Milletvekili Öz şu şekilde konuştu; “ Bu ülkede kargaşa üretmeye çalışıyorlar, farklı bir şey üretmeye çalışıyorlar. Birileri, birileri adına çok net söylüyorum bu ülkede kardeş kavgası çıkartmaya çalışıyorlar. Mezhep kavgası çıkartmak istiyorlar. Benim Malatya’daki vatandaşlarım başta olmak üzere Türkiye’deki bütün vatandaşlarıma diyorum; biz hepimiz kardeşiz. Bu ülkeyi seven, bu vatanın bölünmez bütünlüğüne inanan, bu ülke ile ilgili kalbi, gönlü, muhabbet ve kalkınma duygusu olan herkesin başımın üstünde yeri var. Ama bu ülke ile ilgili emelleri olan, yabancı ülkelere hizmet eden kim varsa, hangi camiadan, hangi cemiyetten, hangi gruptan, hangi etkin yapıdan kim varsa çok net söylüyorum Allah onları ıslah etsin. Allah onları bildiği gibi yapsın. Kim olursa olsun. Bir grup için söylemiyorum. Eğer yabancıların himayeleri içerisinde bu ülkede bir kaos oluşturarak, bu ülkenin kalkınmasını gelişmesini, büyümesini engellemek isteyen, yabancı güçlere hizmet etme noktasında bir görev ifa eden bilerek veya bilmeyerek kim varsa Rabbim onu bildiği gibi yapsın. Bu önemli bir şey bakın. Öyle bir noktaya geldik ki, işin şey boyutunu bir kenara bıraktık. Ben artık insanları iki türlü ayırıyorum. Namuslu vatansever insanlar, namussuz vatan hainlerine hizmet eden insanlar diye ayırıyorum. Bunlar içinde her gruptan insanlar olabilir. Ama artık ben net söylüyorum; bir insanın dindarlığını tartışmıyorum. Adam vatansever mi değil mi? Ona bakıyorum. O noktaya geldik. Bunu bu noktaya getirenlerin elini başının arasına alıp düşünmeleri lazım. Biz ne yaptık, nereye gidiyoruz. Yaptığımız bu işin sonucu bu ülke nereye gidiyor. Kime hizmet ediyoruz. Kimin değirmenine su taşıyoruz. Allah rızası için ben rica ediyorum; yaptığımız işleri yeniden çek edelim.”

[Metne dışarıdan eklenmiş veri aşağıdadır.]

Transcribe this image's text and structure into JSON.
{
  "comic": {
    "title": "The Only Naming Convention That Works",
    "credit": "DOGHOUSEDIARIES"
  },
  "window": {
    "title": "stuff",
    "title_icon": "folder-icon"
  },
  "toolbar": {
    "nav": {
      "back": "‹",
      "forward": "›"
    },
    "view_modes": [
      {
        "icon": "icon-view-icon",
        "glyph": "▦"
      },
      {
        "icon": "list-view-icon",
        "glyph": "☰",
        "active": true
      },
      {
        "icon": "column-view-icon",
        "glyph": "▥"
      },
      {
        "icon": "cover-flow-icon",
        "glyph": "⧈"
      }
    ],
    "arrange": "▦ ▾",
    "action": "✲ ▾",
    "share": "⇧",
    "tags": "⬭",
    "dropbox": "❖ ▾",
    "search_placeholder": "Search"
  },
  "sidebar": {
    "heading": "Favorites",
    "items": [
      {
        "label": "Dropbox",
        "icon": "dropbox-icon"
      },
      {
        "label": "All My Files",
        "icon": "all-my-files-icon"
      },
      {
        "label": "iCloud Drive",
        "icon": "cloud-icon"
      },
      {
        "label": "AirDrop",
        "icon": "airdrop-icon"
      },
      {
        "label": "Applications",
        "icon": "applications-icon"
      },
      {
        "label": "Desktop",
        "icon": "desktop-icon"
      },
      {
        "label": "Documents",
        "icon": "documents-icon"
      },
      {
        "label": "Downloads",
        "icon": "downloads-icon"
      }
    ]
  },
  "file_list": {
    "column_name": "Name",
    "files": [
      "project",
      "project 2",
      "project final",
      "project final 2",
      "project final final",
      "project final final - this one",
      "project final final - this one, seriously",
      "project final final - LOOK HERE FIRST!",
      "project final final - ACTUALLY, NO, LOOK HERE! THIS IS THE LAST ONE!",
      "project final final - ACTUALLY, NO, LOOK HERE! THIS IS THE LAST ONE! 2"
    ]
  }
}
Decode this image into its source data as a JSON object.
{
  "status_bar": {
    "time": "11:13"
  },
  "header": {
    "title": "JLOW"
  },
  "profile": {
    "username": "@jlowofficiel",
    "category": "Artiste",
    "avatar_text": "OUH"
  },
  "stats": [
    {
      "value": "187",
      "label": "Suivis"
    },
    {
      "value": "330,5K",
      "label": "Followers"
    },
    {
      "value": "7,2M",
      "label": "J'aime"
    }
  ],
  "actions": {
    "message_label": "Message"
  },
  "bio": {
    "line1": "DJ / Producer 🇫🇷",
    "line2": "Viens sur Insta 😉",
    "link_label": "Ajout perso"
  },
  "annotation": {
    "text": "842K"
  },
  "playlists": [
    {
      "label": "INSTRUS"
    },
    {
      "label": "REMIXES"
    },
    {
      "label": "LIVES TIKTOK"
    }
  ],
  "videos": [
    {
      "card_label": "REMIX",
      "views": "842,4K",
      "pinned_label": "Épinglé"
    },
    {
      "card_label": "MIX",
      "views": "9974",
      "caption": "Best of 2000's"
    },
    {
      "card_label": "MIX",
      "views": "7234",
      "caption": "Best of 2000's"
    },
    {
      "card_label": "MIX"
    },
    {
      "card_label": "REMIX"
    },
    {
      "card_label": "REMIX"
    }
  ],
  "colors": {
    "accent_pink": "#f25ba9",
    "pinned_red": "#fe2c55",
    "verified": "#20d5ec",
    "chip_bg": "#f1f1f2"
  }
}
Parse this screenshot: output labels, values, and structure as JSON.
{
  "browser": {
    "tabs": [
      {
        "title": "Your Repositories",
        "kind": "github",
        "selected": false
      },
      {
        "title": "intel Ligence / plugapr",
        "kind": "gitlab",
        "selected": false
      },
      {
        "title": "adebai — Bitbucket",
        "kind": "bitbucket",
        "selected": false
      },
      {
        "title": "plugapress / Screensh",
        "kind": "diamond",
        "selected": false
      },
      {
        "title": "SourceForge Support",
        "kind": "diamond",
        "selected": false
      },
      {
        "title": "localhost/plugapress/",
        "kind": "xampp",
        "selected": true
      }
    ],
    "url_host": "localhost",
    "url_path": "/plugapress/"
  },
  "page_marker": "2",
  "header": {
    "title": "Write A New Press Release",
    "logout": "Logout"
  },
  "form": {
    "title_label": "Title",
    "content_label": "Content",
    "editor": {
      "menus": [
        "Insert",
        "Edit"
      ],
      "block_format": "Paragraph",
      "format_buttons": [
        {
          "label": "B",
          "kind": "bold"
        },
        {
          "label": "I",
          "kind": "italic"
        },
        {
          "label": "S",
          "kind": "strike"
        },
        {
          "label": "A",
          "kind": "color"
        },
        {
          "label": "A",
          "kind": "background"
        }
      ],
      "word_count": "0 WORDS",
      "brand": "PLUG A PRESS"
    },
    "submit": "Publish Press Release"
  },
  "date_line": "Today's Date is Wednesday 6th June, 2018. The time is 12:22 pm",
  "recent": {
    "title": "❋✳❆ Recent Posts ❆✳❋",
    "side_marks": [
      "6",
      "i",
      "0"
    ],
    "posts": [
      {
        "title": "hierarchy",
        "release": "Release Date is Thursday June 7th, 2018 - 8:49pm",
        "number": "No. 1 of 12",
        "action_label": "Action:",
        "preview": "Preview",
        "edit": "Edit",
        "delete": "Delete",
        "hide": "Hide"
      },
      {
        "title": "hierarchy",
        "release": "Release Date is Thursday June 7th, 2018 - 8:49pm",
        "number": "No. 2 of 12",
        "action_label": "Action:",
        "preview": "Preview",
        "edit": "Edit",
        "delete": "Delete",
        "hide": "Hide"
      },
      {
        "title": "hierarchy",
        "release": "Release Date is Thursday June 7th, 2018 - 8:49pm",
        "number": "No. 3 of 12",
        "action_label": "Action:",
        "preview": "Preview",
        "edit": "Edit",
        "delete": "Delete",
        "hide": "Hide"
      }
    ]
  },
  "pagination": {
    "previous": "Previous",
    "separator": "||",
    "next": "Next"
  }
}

“BELEDİYE BAŞKANIN KİM OLDUĞU BENİ ARTIK İLGİLENDİRMİYOR…”
AKP Malatya Milletvekili ve TBMM İdare Amiri Ömer Faruk Öz, “Türkiye’de olup biten olaylara karşı yapılan açıklamalara bakın. Sözlerin arasında verilen mesajlara bakın. Neyi kaşımaya çalışıyorsunuz. Kimden ne talimat aldınızda böyle şey yapıyorsunuz? Üzülüyorum. Hakikaten bunu gönülden söylüyorum; bunları söyleme noktasına geldiğim için ayrıca üzülüyorum. Alnı secde gören insanların düştüğü bu noktayı gördükçe daha çok üzülüyorum. Seçim çalışmalarında Türkiye üzerinde oynanan oyunları anlatıyoruz. Belediye başkanlarını anlatmıyorum ben. Çok net söylüyorum, ben belediye başkanlarını anlatmıyorum. Ben Türkiye’de olup bitenleri anlatıyorum. Türkiye’de siyasi istikrar bozulduktan sonra belediye başkanının kim olduğu beni ilgilendirmiyor. Türkiye’de siyasi istikrar olmazsa, Türkiye’de huzur olmazsa, Türkiye’de barış-kardeşlik olmazsa, burada belediye başkanının kim olduğu beni ilgilendirmiyor. Ben Türkiye’deki siyasi istikrara bakıyorum. Siyasi istikrarı bozmak isteyen hainlere karşı bir ve beraber olmamız gerektiğini anlatıyorum” dedi.